古代社會講究孝道,她若是敢反駁什麼,婆婆就會想方設法的繼續搓磨她,雖然秦煜琛會護著自己,但是他也不可能事事盯著。
她也曾想過像那些小說裡直接奮起反抗,可是她無權無勢,就算是死在這個宅院裡,也冇人會在意,世人隻會說一句這女子命薄,擔不起這潑天的富貴。
何況這個夢裡,是四皇子繼位,秦煜琛成為京城炙手可熱的權貴,無人敢惹,她根本由不得自己。

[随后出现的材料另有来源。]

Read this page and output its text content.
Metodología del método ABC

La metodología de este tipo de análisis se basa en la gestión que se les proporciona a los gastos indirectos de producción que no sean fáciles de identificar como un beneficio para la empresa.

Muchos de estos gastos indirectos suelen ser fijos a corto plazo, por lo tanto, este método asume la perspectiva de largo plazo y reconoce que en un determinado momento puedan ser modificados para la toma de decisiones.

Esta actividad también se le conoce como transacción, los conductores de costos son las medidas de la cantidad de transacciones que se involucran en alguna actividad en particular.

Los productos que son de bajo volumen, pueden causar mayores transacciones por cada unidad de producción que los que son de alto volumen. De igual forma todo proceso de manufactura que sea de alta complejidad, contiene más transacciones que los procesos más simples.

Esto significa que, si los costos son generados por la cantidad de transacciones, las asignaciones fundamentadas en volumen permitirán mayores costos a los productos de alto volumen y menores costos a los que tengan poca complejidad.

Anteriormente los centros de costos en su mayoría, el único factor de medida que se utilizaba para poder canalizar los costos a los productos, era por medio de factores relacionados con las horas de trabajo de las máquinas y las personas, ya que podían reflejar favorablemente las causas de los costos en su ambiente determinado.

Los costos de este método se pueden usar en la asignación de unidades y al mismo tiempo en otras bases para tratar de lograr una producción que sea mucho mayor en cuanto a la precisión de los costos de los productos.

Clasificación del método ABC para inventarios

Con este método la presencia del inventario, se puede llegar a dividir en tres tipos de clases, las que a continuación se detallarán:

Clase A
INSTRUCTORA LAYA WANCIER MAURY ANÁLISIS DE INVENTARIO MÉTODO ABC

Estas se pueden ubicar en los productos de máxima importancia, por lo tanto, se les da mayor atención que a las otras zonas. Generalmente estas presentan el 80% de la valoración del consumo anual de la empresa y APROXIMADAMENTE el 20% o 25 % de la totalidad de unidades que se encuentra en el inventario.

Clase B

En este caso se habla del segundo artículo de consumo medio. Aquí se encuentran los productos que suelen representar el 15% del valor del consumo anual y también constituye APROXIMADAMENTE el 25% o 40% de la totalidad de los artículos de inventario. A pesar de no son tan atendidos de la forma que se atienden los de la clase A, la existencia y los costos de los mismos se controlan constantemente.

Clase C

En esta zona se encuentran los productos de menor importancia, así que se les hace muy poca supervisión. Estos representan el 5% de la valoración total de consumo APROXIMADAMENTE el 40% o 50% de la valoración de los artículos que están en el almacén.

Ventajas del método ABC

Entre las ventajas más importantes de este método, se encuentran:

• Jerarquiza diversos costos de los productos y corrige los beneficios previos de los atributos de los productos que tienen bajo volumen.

婆婆時不時會賜給秦煜琛女人,甚至有一些家世較好的女子也自願成為他的妾室。婆婆看自己越來越不滿。
參加宴會時,總有世家貴女羨慕她一介農女居然成為了世子夫人,簡直走了大運。
姚薇無時無刻不想要離開這個世界。
她困在這一方小小的宅子,無比想念現代的生活,雖然工作很繁忙,但是能全國各地去旅遊,即使生活有很多困擾,但是外界自由的,人也是自由的。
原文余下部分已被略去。